After five amazing yet hectic years in Boston, where my wife and I both completed deeply rewarding postdoctoral fellowships at MIT, we decided it was time to bring our research and our lives back home to Canada, this time with our soon-to-arrive daughter. Ottawa feels like the perfect place to put down roots, a city that blends science, nature and community.
How does your work connect to patient care or real-world impact?

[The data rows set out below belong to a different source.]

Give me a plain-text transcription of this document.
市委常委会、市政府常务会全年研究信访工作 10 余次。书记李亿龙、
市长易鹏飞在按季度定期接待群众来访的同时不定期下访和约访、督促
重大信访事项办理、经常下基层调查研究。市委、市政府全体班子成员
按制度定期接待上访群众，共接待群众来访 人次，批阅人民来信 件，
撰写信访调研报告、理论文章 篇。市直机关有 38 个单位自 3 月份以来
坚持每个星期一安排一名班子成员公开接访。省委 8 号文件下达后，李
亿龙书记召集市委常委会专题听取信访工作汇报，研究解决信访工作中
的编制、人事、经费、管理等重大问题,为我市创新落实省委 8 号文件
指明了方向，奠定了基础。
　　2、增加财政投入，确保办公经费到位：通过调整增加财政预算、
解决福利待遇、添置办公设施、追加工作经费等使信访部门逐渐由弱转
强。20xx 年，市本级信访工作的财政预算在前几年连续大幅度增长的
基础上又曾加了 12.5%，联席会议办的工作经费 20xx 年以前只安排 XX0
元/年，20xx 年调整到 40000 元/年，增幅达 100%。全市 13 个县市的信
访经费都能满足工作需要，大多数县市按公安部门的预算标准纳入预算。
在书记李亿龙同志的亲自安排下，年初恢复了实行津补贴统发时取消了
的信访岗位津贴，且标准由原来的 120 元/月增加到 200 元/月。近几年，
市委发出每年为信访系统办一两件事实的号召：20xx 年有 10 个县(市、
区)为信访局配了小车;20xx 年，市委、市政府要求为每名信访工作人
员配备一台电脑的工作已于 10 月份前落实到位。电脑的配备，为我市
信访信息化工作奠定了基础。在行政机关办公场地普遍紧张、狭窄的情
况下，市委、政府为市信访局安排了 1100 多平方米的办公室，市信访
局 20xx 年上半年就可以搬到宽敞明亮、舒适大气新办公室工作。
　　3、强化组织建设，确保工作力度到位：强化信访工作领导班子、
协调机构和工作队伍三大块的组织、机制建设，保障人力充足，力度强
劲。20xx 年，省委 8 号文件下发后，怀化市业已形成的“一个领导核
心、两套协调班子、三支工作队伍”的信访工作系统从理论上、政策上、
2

My work begins with patients. We use stem cells reprogrammed from individuals with neurodevelopmental disorders, such as Rett syndrome, to generate human neurons, brain organoids and other models. These systems allow us to study how genes and chromatin are regulated in health and disease. By recreating the cellular environment of the human brain, we can observe how specific genetic mutations alter the development and communication of neurons. This helps us uncover the fundamental principles of gene regulation that underlie learning, memory and cognition. From a translational perspective, these humanized models can be directly used to screen potential therapies or gene-editing approaches. The goal is to bridge the gap between molecular understanding and meaningful treatment, bringing discoveries made in the lab closer to improving the lives of patients.
What’s next for your research?
The next step for my research is to scale up discovery. We are building high-throughput and semi-self-driving experimental systems that can generate vast amounts of data on how genes are regulated in different cell types and disease conditions. By combining automated stem cell differentiation, imaging and molecular profiling, we can systematically map how neuronal genes and chromatin respond to specific perturbations or therapeutic candidates. All of this information will feed into a growing database designed for machine learning and AI-assisted analysis. The goal is to train algorithms that can recognize molecular patterns, predict disease outcomes, and even suggest new therapeutic strategies. Ultimately, I see this as a way to move from descriptive biology toward predictive biology, where we not only observe what happens in cells, but can also anticipate and design the next steps in restoring healthy function.